Methods: We examined individuals coming from the MIP installed across 3 Italian memory clinics, including subjects with Normal Cognition (CN, n = 432), Mild Cognitive Impairment (MCI, n = 456), and AD (n = 451). The GB classifier was applied to best discriminate the three diagnostic classes in 1,339 subjects, and the CCC strategy was used to refine the classical disease categories. Four dementia experts provided their diagnostic confidence (DC) of MCI conversion on an independent cohort of 38 patients. DC was based on clinical, neuropsychological, CSF, and structural MRI information and again with addition of the outcome from the MIP tools.

Results: The GB algorithm provided a classification accuracy of 85% in a nested 10-fold cross-validation for CN vs. MCI vs. AD discrimination. Accuracy increased to 95% in the holdout validation, with the omission of each Italian clinical cohort out in turn. CCC identified five homogeneous clusters of subjects and 36 biomarkers that represented the disease fingerprint. In the DC assessment, CCC defined six clusters in the MCI population used to train the algorithm and 29 biomarkers to improve patients staging. GB and CCC showed a significant impact, evaluated as +5.99% of increment on physicians' DC. The influence of MIP on DC was rated from “slight” to “significant” in 80% of the cases.

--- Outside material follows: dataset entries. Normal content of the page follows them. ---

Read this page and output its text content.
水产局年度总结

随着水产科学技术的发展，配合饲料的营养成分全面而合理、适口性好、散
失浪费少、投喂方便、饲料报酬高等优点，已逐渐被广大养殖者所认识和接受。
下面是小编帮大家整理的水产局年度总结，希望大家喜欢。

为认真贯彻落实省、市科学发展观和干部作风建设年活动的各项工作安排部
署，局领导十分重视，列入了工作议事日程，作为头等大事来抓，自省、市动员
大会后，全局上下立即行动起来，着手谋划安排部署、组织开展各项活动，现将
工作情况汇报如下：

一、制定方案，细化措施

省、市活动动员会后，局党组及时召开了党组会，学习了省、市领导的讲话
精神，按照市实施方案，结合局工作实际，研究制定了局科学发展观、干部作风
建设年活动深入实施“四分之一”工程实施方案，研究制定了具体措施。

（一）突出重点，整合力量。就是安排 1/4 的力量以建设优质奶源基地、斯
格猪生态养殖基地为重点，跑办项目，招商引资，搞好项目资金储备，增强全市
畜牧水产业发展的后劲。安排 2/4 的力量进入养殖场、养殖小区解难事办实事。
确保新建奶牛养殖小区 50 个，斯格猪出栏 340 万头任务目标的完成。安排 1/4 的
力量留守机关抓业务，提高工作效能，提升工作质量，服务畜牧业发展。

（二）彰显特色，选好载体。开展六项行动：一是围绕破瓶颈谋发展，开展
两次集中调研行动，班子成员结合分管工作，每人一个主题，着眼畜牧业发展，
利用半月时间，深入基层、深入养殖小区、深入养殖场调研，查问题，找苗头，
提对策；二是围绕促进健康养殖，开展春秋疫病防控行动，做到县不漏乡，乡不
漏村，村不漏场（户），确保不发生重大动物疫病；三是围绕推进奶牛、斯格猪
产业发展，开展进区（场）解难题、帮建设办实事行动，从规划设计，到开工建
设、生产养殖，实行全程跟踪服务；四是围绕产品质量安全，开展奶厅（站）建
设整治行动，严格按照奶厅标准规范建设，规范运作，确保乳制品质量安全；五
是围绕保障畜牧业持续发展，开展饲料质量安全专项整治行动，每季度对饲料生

Discussion: GB provided fair results in classification of CN, MCI, and AD. CCC identified homogeneous and promising classes of subjects via its semi-unsupervised approach. We measured the effect of the MIP on the physician's DC. Our results pave the way for the establishment of a new paradigm for ML discrimination of patients who will or will not convert to AD, a clinical priority for neurology.